What lines should be drawn between public and private lives? It is worth asking the question in a general way rather than in the context of specific abuses because it then addresses the principles of publicity and privacy and the proper balance between them. It's not so much the often discussed distinction between the two meanings of 'interest' in what is legitimately of public interest, but what is implicit in the word 'public'. To what extent are you or I members of the 'public' and therefore on view to others, and to what extent can we expect to remain private, in our own world or that of a defined group? This is to some extent a matter of personality. It may also be determined by the wish to act in the public arena for a particular cause or to pursue a profession. But it might still be the case that there are areas of the life of an individual not involved with these public spheres which it should be expected will remain private.
I speak as one who has acted publicly in some contexts and therefore accept the public notice that this brings, but who also values the notion of my own privacy. I would go further and say that, in some significant sense, my 'soul-life' requires a veil to be drawn over some aspects of my inner self, though this is perhaps too metaphysical for the current discussion. But it needn't be the case that people who wish to remain circumspect about some aspects of their lives have anything to hide in the legal or moral sense. There is is also a debate to be had about the relative values of inwardness and outwardness in our society. A balance has to be struck and different individuals will not all want to strike it in the same way. Different societies, at different periods of history, have valued one over the other in varying ratios. But if we now live in a society where the balance is tilted so far towards outwardness that inwardness has no place to hide, perhaps the only surprising thing is not that the current scandal has happened but that we consider it a scandal at all.
It is true that many people today seem prepared to expose themselves to 'the public' via social media sites and that modern technology drives the tendency to self-exposure. Simply by writing this blog I am participating in that process. But at the same time the fact that I have opted for the weblog medium and have chosen not to have a Facebook page, indicates my own choices with regard to degree of exposure.

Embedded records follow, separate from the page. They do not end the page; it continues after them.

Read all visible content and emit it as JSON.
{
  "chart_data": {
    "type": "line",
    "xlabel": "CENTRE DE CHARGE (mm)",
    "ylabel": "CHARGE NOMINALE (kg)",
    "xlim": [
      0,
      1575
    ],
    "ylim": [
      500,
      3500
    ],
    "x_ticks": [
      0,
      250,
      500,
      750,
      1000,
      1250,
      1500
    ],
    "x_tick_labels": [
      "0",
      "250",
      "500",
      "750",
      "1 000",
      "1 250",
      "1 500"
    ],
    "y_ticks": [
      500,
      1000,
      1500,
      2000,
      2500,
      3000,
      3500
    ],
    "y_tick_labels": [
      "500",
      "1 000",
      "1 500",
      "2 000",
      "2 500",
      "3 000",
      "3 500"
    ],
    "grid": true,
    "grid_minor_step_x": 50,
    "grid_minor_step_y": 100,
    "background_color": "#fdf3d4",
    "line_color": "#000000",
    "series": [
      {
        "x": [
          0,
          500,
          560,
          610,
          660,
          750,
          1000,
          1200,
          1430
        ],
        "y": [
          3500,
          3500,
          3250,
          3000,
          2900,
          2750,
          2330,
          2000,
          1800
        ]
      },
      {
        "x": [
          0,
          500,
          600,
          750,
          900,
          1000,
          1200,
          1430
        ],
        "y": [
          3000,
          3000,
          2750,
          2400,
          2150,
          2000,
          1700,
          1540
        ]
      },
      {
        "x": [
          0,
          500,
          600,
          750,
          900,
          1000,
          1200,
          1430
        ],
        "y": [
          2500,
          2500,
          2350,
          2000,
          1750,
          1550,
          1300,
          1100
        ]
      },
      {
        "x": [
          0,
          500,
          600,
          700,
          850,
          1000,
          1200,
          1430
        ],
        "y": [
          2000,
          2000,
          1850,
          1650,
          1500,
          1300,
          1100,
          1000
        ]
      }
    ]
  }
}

We all, I hope, still have the right to make those choices. There may be exceptional circumstances when they will be overridden by legal or other constraints. But that word 'exceptional' is important. It clearly should not include the victims as well as the perpetrators of misdeeds. I am doubtful that all of those who authorised recent intrusions will be held responsible for their actions, though I hope they will. But until we restore the idea that a private life is something that is valuable in itself, then the idea that there is a right to pry will continue to be part of the ethos of those who have the means to do so.